Object X = is usually something small like an eraser, an apricot, a marble, a heemo-globule globule or anything else similar in size.
List of World Champions
Mr. Stinson (2019) – only entrant
Mr. Stinson (2020) – only entrant
An unfortunate incident occurred at Swedhump Elementary’s staff lounge recently, when Mr. Hogsbottom challenged Mr. Ibis to a quick ceiling-throw duel. For object X, both participants selected pieces of lava from the staff lounge lava display.

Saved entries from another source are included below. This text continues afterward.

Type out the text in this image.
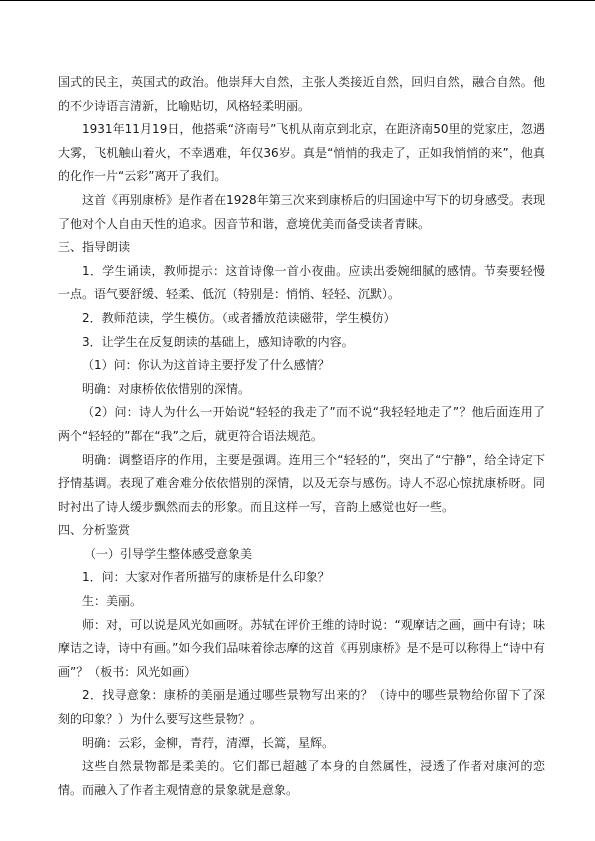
国式的民主，英国式的政治。他崇拜大自然，主张人类接近自然，回归自然，融合自然。他的不少诗语言清新，比喻贴切，风格轻柔明丽。

1931年11月19日，他搭乘“济南号”飞机从南京到北京，在距济南50里的党家庄，忽遇大雾，飞机触山着火，不幸遇难，年仅36岁。真是“悄悄的我走了，正如我悄悄的来”，他真的化作一片“云彩”离开了我们。

这首《再别康桥》是作者在1928年第三次来到康桥后的归国途中写下的切身感受。表现了他对个人自由天性的追求。因音节和谐，意境优美而备受读者青睐。

三、指导朗读

1．学生诵读，教师提示：这首诗像一首小夜曲。应读出委婉细腻的感情。节奏要轻慢一点。语气要舒缓、轻柔、低沉（特别是：悄悄、轻轻、沉默）。

2．教师范读，学生模仿。（或者播放范读磁带，学生模仿）

3．让学生在反复朗读的基础上，感知诗歌的内容。

（1）问：你认为这首诗主要抒发了什么感情？

明确：对康桥依依惜别的深情。

（2）问：诗人为什么一开始说“轻轻的我走了”而不说“我轻轻地走了”？他后面连用了两个“轻轻的”都在“我”之后，就更符合语法规范。

明确：调整语序的作用，主要是强调。连用三个“轻轻的”，突出了“宁静”，给全诗定下抒情基调。表现了难舍难分依依惜别的深情，以及无奈与感伤。诗人不忍心惊扰康桥呀。同时衬出了诗人缓步飘然而去的形象。而且这样一写，音韵上感觉也好一些。

四、分析鉴赏

（一）引导学生整体感受意象美

1．问：大家对作者所描写的康桥是什么印象？

生：美丽。

师：对，可以说是风光如画呀。苏轼在评价王维的诗时说：“观摩诘之画，画中有诗；味摩诘之诗，诗中有画。”如今我们品味着徐志摩的这首《再别康桥》是不是可以称得上“诗中有画”？（板书：风光如画）

2．找寻意象：康桥的美丽是通过哪些景物写出来的？（诗中的哪些景物给你留下了深刻的印象？）为什么要写这些景物？。

明确：云彩，金柳，青荇，清潭，长篙，星辉。

这些自然景物都是柔美的。它们都已超越了本身的自然属性，浸透了作者对康河的恋情。而融入了作者主观情意的景象就是意象。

Both were overexcited by the duel and threw their objects up a little too hard. Unbeknown to them, the ceiling in the staff lounge is super-thin. Both pieces of lava shot straight up into the wiring system that controls the school Snintercom Communications Network and Base Portal Interface.
The first thing that happened was the snintercom sent a signal to the school alarm system, so suddenly a huge siren started blaring, and all kids and staff ran out of all their classrooms and assembled at the emergency muster stations on the campus.
The second thing that happened was the snintercom sent a signal to the regional firefighting airborne squadron, who then deployed a swarm of firefighting triplocopters, dousing the entire campus with water. Only after an hour of continued aerial water bombardment did they realise it was all one big mistake. The playing of ceiling-throw in the staff lounge has subsequently been banned.